In an outstanding piece for National Journal, reporter S.V. Dáte notes that in 1974, the real estate empire of Trump’s father, Fred, was worth about $200 million. Trump is one of five siblings, making his stake at that time worth about $40 million. If someone were to invest $40 million in a S&P 500 index in August 1974, reinvest all dividends, not cash out and have to pay capital gains, and pay nothing in investment fees, he’d wind up with about $3.4 billion come August 2015, according to Don’t Quit Your Day Job’s handy S&P calculator. If one factors in dividend taxes and a fee of 0.15 percent — which is triple Vanguard’s actual fee for an exchange-traded S&P 500 fund — the total only falls to $2.3 billion.

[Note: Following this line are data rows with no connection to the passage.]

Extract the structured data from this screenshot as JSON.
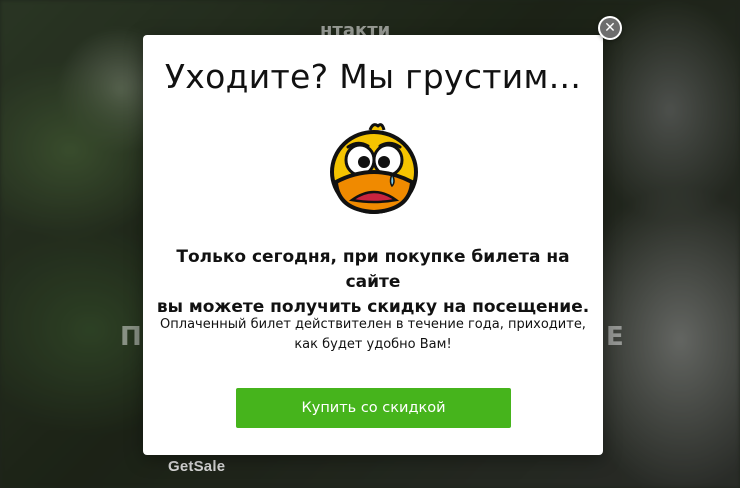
{
  "background": {
    "title_fragment": "нтакти",
    "subtitle_left": "П",
    "subtitle_right": "Е",
    "brand": "GetSale"
  },
  "popup": {
    "close_label": "✕",
    "heading": "Уходите? Мы грустим...",
    "image_icon": "sad-duck-icon",
    "offer_line1": "Только сегодня, при покупке билета на сайте",
    "offer_line2": "вы можете получить скидку на посещение.",
    "note_line1": "Оплаченный билет действителен в течение года, приходите,",
    "note_line2": "как будет удобно Вам!",
    "cta_label": "Купить со скидкой"
  },
  "colors": {
    "cta": "#46b41c",
    "close_bg": "#6d6d6d",
    "duck_yellow": "#f5c400",
    "duck_beak": "#f08a00"
  }
}
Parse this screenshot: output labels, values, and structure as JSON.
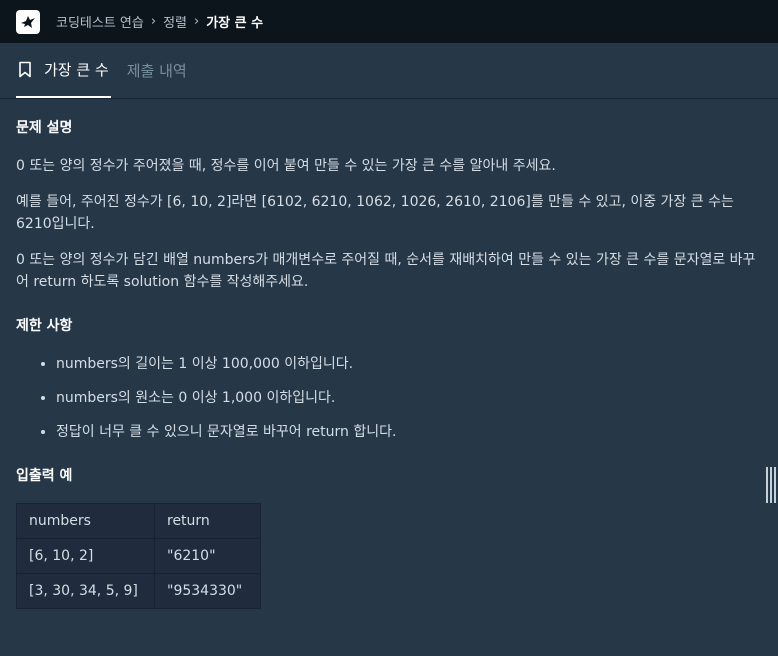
{
  "breadcrumb": {
    "items": [
      "코딩테스트 연습",
      "정렬"
    ],
    "current": "가장 큰 수"
  },
  "tabs": {
    "problem": "가장 큰 수",
    "submissions": "제출 내역"
  },
  "problem": {
    "heading": "문제 설명",
    "paragraphs": [
      "0 또는 양의 정수가 주어졌을 때, 정수를 이어 붙여 만들 수 있는 가장 큰 수를 알아내 주세요.",
      "예를 들어, 주어진 정수가 [6, 10, 2]라면 [6102, 6210, 1062, 1026, 2610, 2106]를 만들 수 있고, 이중 가장 큰 수는 6210입니다.",
      "0 또는 양의 정수가 담긴 배열 numbers가 매개변수로 주어질 때, 순서를 재배치하여 만들 수 있는 가장 큰 수를 문자열로 바꾸어 return 하도록 solution 함수를 작성해주세요."
    ]
  },
  "constraints": {
    "heading": "제한 사항",
    "items": [
      "numbers의 길이는 1 이상 100,000 이하입니다.",
      "numbers의 원소는 0 이상 1,000 이하입니다.",
      "정답이 너무 클 수 있으니 문자열로 바꾸어 return 합니다."
    ]
  },
  "examples": {
    "heading": "입출력 예",
    "headers": [
      "numbers",
      "return"
    ],
    "rows": [
      [
        "[6, 10, 2]",
        "\"6210\""
      ],
      [
        "[3, 30, 34, 5, 9]",
        "\"9534330\""
      ]
    ]
  },
  "icons": {
    "logo": "programmers-bird-logo",
    "bookmark": "bookmark-icon",
    "separator": "chevron-right-icon",
    "handle": "resize-handle"
  },
  "colors": {
    "topbar_bg": "#0c151c",
    "panel_bg": "#263747",
    "table_bg": "#202b3d",
    "text": "#d5dde5",
    "muted": "#78909c"
  }
}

It’s hard to nail down Trump’s precise net worth, but Bloomberg currently puts it at $2.9 billion, while Forbes puts it at $4 billion. So he’s worth about as much as he would’ve been if he had taken $40 million from his dad and thrown it into an index fund.

But if you compare Trump’s performance since 1982, when the stock market started to take off after the early-‘80s recession, it looks pretty abysmal. Forbes estimated that Trump was worth $200 million that year. If he’d put that money in an index fund that year at a 0.15 percent fee, he’d have $6.3 billion today after dividend taxes, almost certainly more than he actually does. This jibes with analyzes prior to Dáte’s which have found that Trump has underperformed compared with the market since 1988; an AP analysis found that if he’d put his money in an index fund that year, he’d have $13 billion today; the S&P calculator similarly suggested he’d have $11.3 billion, after fees and dividend taxes.

These calculations vary a lot depending on the size of fee you introduce, how much of the investments you take off for living expenses, which exact day of the year you buy the index funds in, etc. If Trump had invested $40 million in an index fund in January 1974, for example, he’d have $500 million less, after fees and dividend taxes, than he would have if he’d invested in August.

But the exact numbers aren’t the point. The point is that after decades of touting his business acumen, his ability to negotiate tough deals and spot good investments, and after spending this entire campaign season arguing that he’s qualified for the presidency based on his skills in the market, Trump nonetheless has an investment record that at best roughly matches and at worst underperforms the market. He did only as well or possibly worse than a retiree with a Vanguard 401(k) did.

That’s not really impressive. Worse, it suggests that his success is almost entirely the result of having inherited money from his father. His own actions might have even cost him money.

Don’t be like Trump. Put your money in low-fee index funds from a company like Vanguard or State Street Capital; Vox’s Tim Lee has a good explainer of how to do this. Other presidential candidates are smart enough to take this approach. Hillary Clinton’s savings are primarily in index funds, including Vanguard’s S&P 500 fund.

Disclosure: I have most of my retirement and other savings in Vanguard mutual funds, and because Vanguard is structured as a cooperative, that technically makes me a Vanguard shareholder.